Christian Berst dans sa galerie.

A l’école maternelle, ses dessins étaient punaisés aux murs de la classe et certains ronéotypés pour illustrer des poèmes. Christian Berst entretient avec la création un rapport intime forgé par cette expérience où la question de l’expression et celle de l’exposition sont intimement liées. Créée en 2005, sa galerie est le pas de tir d’une certaine définition de l’art brut venant ébranler les bases jetées par Dubuffet au milieu du XXe siècle et cristallisées à bien des endroits isolant l’art brut du reste de la création. Son but n’est pas simplement de faire découvrir des œuvres méconnues mais de conduire à leur prise en compte par l’histoire de l’art. Ainsi, les expositions ne sont que la partie la plus visible du dispositif de (re)connaissance de l’art brut entrepris par Christian Berst. Absolument convaincu qu’il ne s’agit pas seulement d’affirmer mais qu’il faut démontrer, par l’ouverture et par l’échange, il a multiplié depuis quinze ans les initiatives : publications, tables rondes, conférences mais aussi prêts d’œuvres à des galeries ou à des musées (quelque 200 pièces cette année) en France et à l’international.

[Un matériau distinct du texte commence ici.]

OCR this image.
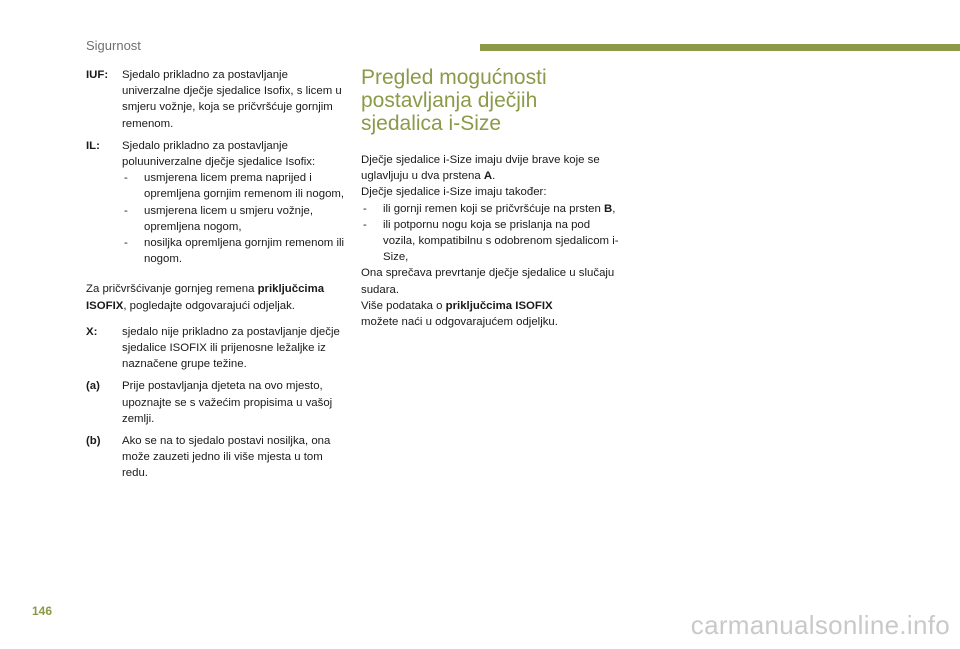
Sigurnost
IUF:	Sjedalo prikladno za postavljanje univerzalne dječje sjedalice Isofix, s licem u smjeru vožnje, koja se pričvršćuje gornjim remenom.
IL:	Sjedalo prikladno za postavljanje poluuniverzalne dječje sjedalice Isofix:
- usmjerena licem prema naprijed i opremljena gornjim remenom ili nogom,
- usmjerena licem u smjeru vožnje, opremljena nogom,
- nosiljka opremljena gornjim remenom ili nogom.
Za pričvršćivanje gornjeg remena priključcima ISOFIX, pogledajte odgovarajući odjeljak.
X:	sjedalo nije prikladno za postavljanje dječje sjedalice ISOFIX ili prijenosne ležaljke iz naznačene grupe težine.
(a)	Prije postavljanja djeteta na ovo mjesto, upoznajte se s važećim propisima u vašoj zemlji.
(b)	Ako se na to sjedalo postavi nosiljka, ona može zauzeti jedno ili više mjesta u tom redu.
Pregled mogućnosti
postavljanja dječjih
sjedalica i-Size
Dječje sjedalice i-Size imaju dvije brave koje se uglavljuju u dva prstena A.
Dječje sjedalice i-Size imaju također:
- ili gornji remen koji se pričvršćuje na prsten B,
- ili potpornu nogu koja se prislanja na pod vozila, kompatibilnu s odobrenom sjedalicom i-Size,
Ona sprečava prevrtanje dječje sjedalice u slučaju sudara.
Više podataka o priključcima ISOFIX
možete naći u odgovarajućem odjeljku.
146	carmanualsonline.info
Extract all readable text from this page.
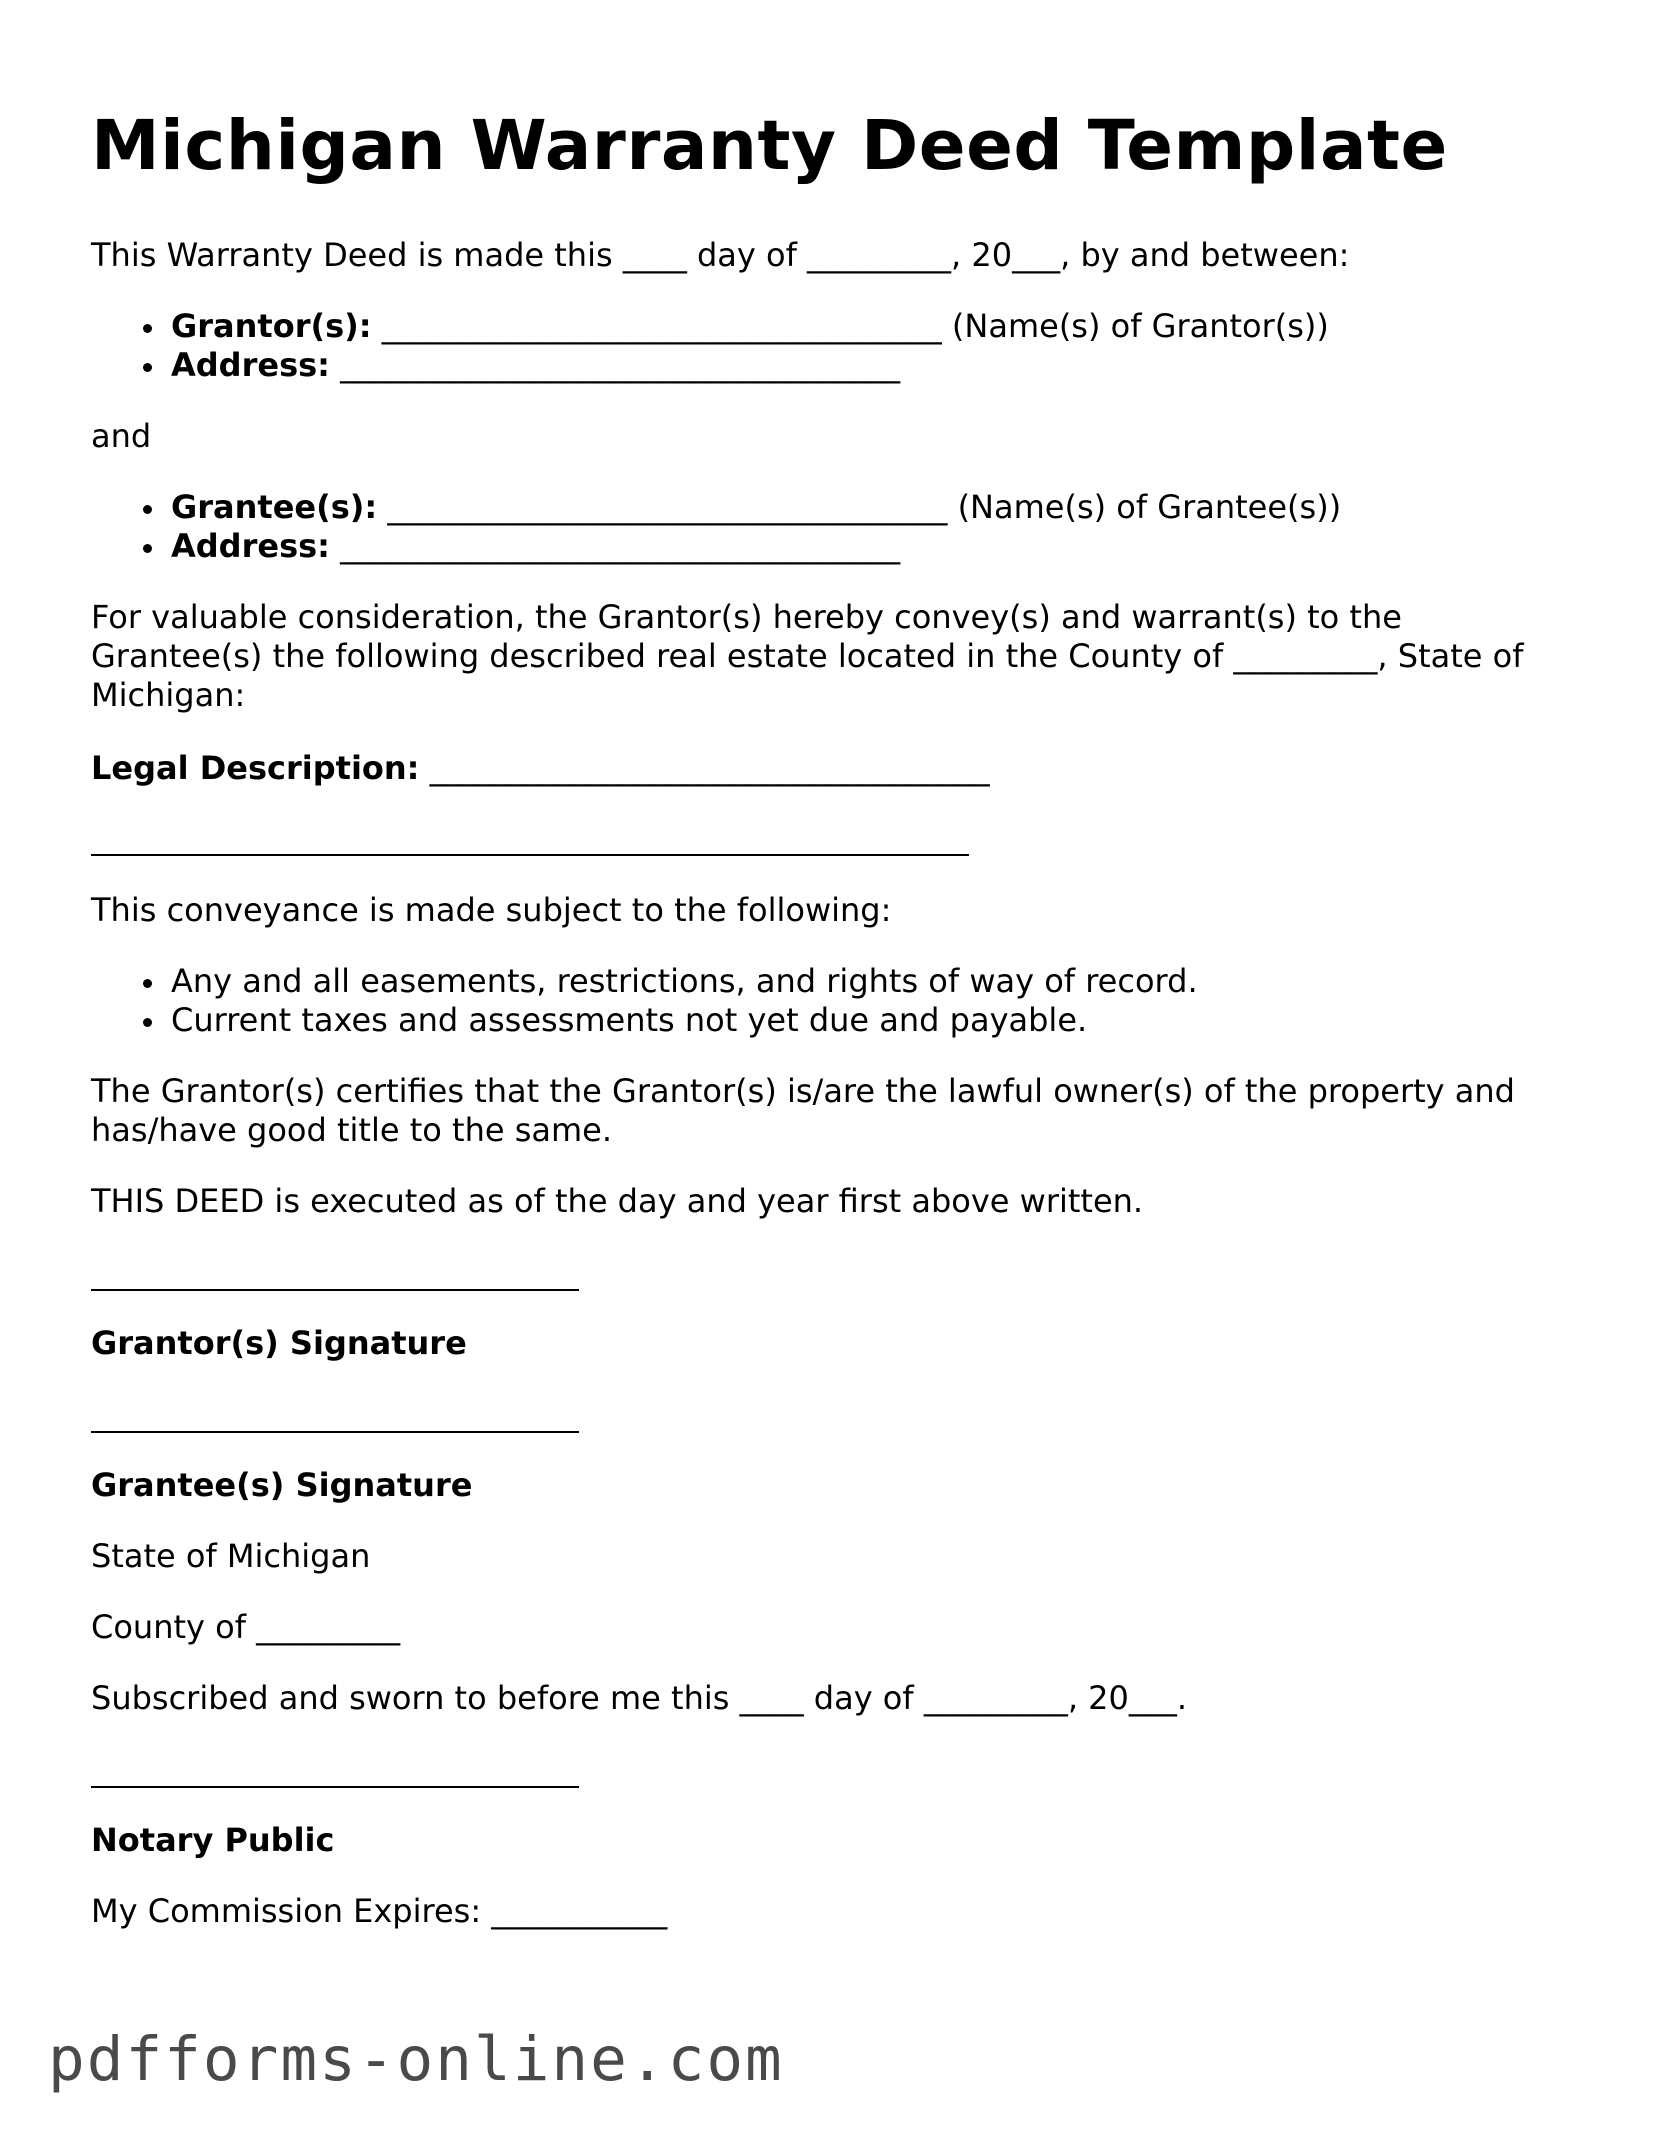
Michigan Warranty Deed Template

This Warranty Deed is made this ____ day of _________, 20___, by and between:

Grantor(s): ___________________________________ (Name(s) of Grantor(s))
Address: ___________________________________

and

Grantee(s): ___________________________________ (Name(s) of Grantee(s))
Address: ___________________________________

For valuable consideration, the Grantor(s) hereby convey(s) and warrant(s) to the Grantee(s) the following described real estate located in the County of _________, State of Michigan:

Legal Description: ___________________________________

This conveyance is made subject to the following:

Any and all easements, restrictions, and rights of way of record.
Current taxes and assessments not yet due and payable.

The Grantor(s) certifies that the Grantor(s) is/are the lawful owner(s) of the property and has/have good title to the same.

THIS DEED is executed as of the day and year first above written.

Grantor(s) Signature

Grantee(s) Signature

State of Michigan

County of _________

Subscribed and sworn to before me this ____ day of _________, 20___.

Notary Public

My Commission Expires: ___________

pdfforms-online.com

Christian Berst grandit en Alsace dans un milieu éloigné de la culture élitaire. Très tôt, il cultive un goût pour la littérature, qui au fil de l’adolescence le pousse à lâcher le dessin au détriment de l’écriture. Déterminé à ne suivre que ses centres d’intérêt, l’élève n’hésite pas à s’inventer un programme bousculant gentiment ses résultats scolaires et faisant déjà montre d’un esprit libre. En terminale, il décide de boycotter le bac et d’aller travailler à l’usine poussé toujours par cette même volonté de comprendre par l’expérience les choses de la vie. Encartée nulle part, sa conscience politique le guide et lui fait lire bon nombre d’essais. L’écriture ponctue ses semaines et seul l’appel du service militaire l’oblige à changer de perspective. C’est ainsi qu’il débarque pour deux ans de service civil dans le centre socio-culturel du quartier de la Pierre-Collinet, à Meaux. Pour le jeune alsacien, l’exotisme des lieux est suprême. 93 ethnies et nationalités différentes se partagent le paysage. Au foyer de jeunes travailleurs où il loge, il découvre une nouvelle réalité sociale, celle des saisonniers, des employés et cadres moyens au statut précaire, mais aussi une population échouée là depuis parfois plus de 10 ans. A 21 ans, il assure une mission de service public et son écriture demeure poétique.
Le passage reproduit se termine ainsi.